Yang Jichen, Ramsey Stephen A
Department of Biomedical Sciences and.
Department of Biomedical Sciences and School of Electrical Engineering and Computer Science, Oregon State University, Corvallis, OR, USA.
Bioinformatics. 2015 Nov 1;31(21):3445-50. doi: 10.1093/bioinformatics/btv391. Epub 2015 Jun 30.
The position-weight matrix (PWM) is a useful representation of a transcription factor binding site (TFBS) sequence pattern because the PWM can be estimated from a small number of representative TFBS sequences. However, because the PWM probability model assumes independence between individual nucleotide positions, the PWMs for some TFs poorly discriminate binding sites from non-binding-sites that have similar sequence content. Since the local three-dimensional DNA structure ('shape') is a determinant of TF binding specificity and since DNA shape has a significant sequence-dependence, we combined DNA shape-derived features into a TF-generalized regulatory score and tested whether the score could improve PWM-based discrimination of TFBS from non-binding-sites.
We compared a traditional PWM model to a model that combines the PWM with a DNA shape feature-based regulatory potential score, for accuracy in detecting binding sites for 75 vertebrate transcription factors. The PWM+shape model was more accurate than the PWM-only model, for 45% of TFs tested, with no significant loss of accuracy for the remaining TFs.
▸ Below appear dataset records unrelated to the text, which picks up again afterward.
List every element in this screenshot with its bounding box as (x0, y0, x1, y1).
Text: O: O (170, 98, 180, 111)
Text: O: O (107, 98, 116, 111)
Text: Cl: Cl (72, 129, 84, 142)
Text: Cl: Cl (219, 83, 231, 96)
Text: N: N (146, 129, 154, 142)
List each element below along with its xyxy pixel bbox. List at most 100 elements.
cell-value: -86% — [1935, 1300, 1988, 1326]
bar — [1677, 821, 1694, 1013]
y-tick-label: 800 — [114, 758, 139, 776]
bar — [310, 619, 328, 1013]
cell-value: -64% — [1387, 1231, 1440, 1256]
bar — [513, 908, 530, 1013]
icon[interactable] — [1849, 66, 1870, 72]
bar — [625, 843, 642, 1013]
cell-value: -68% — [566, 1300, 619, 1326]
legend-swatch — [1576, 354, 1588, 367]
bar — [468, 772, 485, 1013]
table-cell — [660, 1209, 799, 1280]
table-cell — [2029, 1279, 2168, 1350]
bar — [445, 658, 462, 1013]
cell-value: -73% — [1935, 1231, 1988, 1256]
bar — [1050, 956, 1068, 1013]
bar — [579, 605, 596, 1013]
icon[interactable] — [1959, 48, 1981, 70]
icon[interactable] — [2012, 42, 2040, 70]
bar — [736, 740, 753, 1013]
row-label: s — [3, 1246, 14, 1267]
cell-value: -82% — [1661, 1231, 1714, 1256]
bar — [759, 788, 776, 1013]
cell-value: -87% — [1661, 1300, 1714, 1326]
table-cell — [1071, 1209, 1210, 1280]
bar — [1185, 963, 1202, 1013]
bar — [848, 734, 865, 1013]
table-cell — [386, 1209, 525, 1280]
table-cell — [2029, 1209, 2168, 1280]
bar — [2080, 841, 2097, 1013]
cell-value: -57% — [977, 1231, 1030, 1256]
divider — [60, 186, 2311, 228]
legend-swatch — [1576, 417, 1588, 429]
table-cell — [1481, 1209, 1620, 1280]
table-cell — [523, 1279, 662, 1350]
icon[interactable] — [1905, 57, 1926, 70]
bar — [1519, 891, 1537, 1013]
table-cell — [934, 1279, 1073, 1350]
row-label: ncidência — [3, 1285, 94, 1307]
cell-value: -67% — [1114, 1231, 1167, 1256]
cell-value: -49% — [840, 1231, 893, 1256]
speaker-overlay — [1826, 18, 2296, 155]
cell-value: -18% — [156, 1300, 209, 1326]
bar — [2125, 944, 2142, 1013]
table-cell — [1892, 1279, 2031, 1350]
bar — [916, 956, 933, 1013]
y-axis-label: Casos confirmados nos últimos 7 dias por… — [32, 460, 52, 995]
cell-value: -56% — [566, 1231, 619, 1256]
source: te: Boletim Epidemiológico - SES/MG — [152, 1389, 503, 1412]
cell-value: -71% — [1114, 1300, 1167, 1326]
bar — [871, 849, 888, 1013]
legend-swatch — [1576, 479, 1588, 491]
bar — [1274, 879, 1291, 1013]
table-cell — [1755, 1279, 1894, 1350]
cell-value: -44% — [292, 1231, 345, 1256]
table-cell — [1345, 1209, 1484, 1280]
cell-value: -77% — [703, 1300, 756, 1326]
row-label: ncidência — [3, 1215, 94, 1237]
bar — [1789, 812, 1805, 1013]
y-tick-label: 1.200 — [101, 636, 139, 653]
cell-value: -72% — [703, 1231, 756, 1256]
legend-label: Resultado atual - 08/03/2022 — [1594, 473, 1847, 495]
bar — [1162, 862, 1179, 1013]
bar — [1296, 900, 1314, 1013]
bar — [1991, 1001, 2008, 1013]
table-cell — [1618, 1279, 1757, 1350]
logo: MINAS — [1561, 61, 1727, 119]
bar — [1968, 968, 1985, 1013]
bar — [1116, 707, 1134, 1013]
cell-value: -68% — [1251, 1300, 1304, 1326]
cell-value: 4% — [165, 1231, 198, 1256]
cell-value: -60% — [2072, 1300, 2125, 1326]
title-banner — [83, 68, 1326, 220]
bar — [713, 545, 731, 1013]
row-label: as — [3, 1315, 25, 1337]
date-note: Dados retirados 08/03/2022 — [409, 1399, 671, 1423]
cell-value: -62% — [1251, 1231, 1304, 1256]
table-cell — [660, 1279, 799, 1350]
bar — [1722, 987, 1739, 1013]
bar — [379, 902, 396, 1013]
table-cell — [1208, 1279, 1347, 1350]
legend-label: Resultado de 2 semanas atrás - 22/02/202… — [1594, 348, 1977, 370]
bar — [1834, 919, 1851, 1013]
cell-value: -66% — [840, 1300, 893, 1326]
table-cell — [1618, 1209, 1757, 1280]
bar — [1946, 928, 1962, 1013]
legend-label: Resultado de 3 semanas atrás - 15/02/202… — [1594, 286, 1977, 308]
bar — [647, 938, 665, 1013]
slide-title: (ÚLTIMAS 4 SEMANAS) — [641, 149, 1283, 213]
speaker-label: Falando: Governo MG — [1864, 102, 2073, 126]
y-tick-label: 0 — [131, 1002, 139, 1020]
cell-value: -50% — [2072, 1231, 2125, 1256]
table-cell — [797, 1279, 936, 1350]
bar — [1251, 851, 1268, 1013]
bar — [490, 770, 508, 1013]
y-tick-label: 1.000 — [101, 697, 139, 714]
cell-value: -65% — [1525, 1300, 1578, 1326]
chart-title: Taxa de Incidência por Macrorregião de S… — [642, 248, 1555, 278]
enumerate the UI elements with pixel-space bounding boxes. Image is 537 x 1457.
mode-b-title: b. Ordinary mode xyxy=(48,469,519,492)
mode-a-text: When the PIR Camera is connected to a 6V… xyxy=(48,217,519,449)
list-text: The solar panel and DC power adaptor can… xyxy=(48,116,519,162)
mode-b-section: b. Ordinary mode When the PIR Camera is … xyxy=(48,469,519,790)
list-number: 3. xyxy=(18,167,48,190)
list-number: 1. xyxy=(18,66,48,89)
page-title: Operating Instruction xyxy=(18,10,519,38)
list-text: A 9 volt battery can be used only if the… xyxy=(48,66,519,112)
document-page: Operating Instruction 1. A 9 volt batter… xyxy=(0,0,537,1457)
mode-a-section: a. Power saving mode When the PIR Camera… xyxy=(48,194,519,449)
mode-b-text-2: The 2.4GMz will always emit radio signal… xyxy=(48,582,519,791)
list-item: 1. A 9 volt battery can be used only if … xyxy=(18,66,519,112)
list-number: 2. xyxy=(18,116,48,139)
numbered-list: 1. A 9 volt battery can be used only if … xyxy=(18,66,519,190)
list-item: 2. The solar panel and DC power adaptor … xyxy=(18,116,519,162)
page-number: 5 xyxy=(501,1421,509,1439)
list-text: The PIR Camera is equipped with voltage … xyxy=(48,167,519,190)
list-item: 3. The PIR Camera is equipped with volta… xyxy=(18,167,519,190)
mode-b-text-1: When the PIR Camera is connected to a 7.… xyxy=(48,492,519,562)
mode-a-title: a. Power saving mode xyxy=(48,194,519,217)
The shape-based model is available as an open-source R package at that is archived on the GitHub software repository at https://github.com/ramseylab/regshape/.
stephen.ramsey@oregonstate.edu
Supplementary data are available at Bioinformatics online.
位置权重矩阵(PWM)是转录因子结合位点(TFBS)序列模式的一种有用表示形式,因为PWM可以从少量代表性TFBS序列中估计出来。然而,由于PWM概率模型假设各个核苷酸位置之间相互独立,某些转录因子的PWM难以区分具有相似序列内容的结合位点和非结合位点。由于局部三维DNA结构(“形状”)是TF结合特异性的决定因素,并且由于DNA形状具有显著的序列依赖性,我们将基于DNA形状的特征组合成一个TF通用调控得分,并测试该得分是否可以提高基于PWM的TFBS与非结合位点的区分能力。
我们将传统的PWM模型与一个将PWM与基于DNA形状特征的调控潜力得分相结合的模型进行了比较,以检测75种脊椎动物转录因子结合位点的准确性。对于45%的测试转录因子,PWM+形状模型比仅使用PWM的模型更准确,其余转录因子的准确性没有显著损失。
基于形状的模型作为一个开源R包提供,存档于GitHub软件仓库(https://github.com/ramseylab/regshape/)。
stephen.ramsey@oregonstate.edu
补充数据可在《生物信息学》在线获取。